Parque Estadual do Rio Preto. Minas Gerais, 2015. Foto: H. Pardini.
Parque Estadual do Rio Preto. Minas Gerais, 2015. Foto: H. Pardini.

Atualmente, para mim não há nada mais criativo e subversivo do que o pensamento indígena.


O racionalismo nascido com os modernos e radicalizado nos séculos seguintes buscou tanto explicar o mundo e os processos biofísicos e socioambientais por meio de padrões mecânicos e exógenos que lhes tirou a vida.

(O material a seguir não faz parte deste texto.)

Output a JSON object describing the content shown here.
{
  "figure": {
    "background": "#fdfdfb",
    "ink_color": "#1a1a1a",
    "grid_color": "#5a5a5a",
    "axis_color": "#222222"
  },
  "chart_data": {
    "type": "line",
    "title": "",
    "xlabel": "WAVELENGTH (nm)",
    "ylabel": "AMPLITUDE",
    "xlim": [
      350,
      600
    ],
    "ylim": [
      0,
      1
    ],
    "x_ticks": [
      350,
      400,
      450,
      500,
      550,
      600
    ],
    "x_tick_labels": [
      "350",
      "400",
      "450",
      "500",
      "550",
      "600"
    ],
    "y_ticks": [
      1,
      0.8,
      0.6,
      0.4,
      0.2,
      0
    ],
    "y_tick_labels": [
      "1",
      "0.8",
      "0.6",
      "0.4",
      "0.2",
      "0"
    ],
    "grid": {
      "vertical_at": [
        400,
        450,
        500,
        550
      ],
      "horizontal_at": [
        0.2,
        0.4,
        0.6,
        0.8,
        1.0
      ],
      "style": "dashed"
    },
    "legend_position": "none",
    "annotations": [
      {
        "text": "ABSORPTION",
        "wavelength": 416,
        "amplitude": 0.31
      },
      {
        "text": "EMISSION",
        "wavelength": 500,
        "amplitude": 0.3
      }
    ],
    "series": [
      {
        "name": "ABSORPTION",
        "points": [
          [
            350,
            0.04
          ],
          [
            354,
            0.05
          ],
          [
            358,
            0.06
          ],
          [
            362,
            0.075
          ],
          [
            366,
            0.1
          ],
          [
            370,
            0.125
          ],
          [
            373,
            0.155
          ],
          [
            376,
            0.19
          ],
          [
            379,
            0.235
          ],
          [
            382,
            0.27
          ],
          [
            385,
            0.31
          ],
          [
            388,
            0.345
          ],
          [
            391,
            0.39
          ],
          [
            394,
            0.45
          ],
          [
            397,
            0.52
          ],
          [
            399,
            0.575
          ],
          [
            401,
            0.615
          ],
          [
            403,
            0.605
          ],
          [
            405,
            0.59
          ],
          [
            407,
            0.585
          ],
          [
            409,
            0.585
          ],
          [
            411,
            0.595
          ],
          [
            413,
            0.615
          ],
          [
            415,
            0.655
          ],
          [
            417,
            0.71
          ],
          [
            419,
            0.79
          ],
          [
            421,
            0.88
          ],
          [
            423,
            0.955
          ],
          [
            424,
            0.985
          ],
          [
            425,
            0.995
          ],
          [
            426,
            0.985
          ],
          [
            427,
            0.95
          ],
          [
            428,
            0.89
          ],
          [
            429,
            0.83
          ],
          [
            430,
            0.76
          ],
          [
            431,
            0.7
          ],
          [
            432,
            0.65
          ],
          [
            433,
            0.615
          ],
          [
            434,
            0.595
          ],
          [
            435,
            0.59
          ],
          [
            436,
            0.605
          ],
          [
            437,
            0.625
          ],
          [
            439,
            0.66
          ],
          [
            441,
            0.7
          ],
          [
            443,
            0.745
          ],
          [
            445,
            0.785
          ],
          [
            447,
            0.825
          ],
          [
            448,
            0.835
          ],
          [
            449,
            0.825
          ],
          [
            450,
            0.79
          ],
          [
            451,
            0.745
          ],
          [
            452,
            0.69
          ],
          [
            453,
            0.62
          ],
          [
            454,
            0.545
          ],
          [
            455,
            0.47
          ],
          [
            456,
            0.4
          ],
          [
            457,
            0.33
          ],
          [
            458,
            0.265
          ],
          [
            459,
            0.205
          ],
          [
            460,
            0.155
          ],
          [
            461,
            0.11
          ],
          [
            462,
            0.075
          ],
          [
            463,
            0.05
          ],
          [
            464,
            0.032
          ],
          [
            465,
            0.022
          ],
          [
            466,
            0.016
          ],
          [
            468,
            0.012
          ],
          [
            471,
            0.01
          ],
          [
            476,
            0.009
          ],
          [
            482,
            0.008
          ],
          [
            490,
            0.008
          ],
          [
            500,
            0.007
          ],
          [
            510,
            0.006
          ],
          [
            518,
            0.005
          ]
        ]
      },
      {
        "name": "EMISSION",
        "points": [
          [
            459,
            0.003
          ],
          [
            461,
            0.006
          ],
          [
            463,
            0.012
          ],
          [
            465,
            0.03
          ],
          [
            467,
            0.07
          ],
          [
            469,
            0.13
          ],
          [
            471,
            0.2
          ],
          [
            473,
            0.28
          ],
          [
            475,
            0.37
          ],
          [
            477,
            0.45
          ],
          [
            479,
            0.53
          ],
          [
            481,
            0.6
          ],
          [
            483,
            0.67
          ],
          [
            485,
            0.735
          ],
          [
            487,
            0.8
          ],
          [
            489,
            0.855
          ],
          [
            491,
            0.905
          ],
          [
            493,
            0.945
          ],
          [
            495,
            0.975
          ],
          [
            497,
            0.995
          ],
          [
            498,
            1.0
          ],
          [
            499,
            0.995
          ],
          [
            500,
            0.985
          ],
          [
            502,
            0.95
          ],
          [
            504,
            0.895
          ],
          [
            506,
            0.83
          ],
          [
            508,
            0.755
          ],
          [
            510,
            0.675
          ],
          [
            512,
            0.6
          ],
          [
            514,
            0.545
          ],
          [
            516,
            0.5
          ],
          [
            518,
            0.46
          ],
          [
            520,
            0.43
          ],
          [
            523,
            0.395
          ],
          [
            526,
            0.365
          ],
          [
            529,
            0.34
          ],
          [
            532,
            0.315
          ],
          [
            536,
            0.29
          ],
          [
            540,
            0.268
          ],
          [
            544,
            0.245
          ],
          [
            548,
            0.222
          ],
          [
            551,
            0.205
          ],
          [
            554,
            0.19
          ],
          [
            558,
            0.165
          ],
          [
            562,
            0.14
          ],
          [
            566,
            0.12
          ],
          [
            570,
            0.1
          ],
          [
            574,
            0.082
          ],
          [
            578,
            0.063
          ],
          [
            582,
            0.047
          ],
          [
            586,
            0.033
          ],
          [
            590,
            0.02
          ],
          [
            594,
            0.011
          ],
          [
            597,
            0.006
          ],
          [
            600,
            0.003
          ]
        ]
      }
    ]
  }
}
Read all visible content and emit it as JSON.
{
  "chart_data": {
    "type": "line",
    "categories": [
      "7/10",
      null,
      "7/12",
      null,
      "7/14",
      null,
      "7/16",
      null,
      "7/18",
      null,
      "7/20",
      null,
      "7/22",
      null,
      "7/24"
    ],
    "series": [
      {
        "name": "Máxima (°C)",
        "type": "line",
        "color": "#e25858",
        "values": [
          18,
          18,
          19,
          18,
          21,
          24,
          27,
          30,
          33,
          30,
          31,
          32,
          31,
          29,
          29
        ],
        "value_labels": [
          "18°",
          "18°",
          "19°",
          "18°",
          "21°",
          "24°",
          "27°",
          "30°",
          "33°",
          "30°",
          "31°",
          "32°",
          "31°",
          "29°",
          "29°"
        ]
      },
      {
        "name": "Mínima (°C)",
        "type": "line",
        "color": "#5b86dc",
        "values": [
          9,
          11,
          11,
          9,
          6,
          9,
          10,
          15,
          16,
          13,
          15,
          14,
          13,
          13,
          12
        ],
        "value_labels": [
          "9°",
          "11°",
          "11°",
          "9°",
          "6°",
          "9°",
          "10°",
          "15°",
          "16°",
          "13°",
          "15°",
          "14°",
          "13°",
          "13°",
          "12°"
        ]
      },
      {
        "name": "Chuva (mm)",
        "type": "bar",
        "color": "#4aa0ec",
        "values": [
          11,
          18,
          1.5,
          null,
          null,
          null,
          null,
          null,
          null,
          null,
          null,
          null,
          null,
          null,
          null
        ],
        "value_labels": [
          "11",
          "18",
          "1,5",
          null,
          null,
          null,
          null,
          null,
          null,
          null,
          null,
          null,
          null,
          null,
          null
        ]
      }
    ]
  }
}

As filosofias indígenas vão à contramão disso, pois se inspiram na vida e na natureza, como nos mostra o mais recente livro de Ailton Krenak, “Futuro Ancestral”. São os rios que sugerem ao Ailton que o futuro é ancestral, é a observação das águas que lhe sopra esse pensamento sobre o tempo e os processos históricos. Em suas palavras, “esse exercício de escuta do que os cursos d’água comunicam foi produzindo em mim uma espécie de observação crítica”.






Foi nessa inspiração originada na observação do ciclo da água que ele concluiu: “os rios, esses seres que sempre habitaram os mundos em diferentes formas, são quem me sugerem que, se há um futuro a ser cogitado, esse futuro é ancestral, porque já estava aqui”.


As águas que o Ailton observa estão na Terra desde tempos ancestrais, como indica o princípio do ciclo hidrológico: movimento contínuo que a água faz pelo meio físico e pelos seres vivos do ecossistema. Um importante processo biogeoquímico que faz com que estejam constantemente no ambiente.


Fonte: GUREVITCH, J.; SCHEINER, S.M; FOX; G.A.. Ecologia Vegetal. 2ªed. Porto Alegre: Artmed, 2009.
Fonte: GUREVITCH, J.; SCHEINER, S.M; FOX; G.A.. Ecologia Vegetal. 2ªed. Porto Alegre: Artmed, 2009.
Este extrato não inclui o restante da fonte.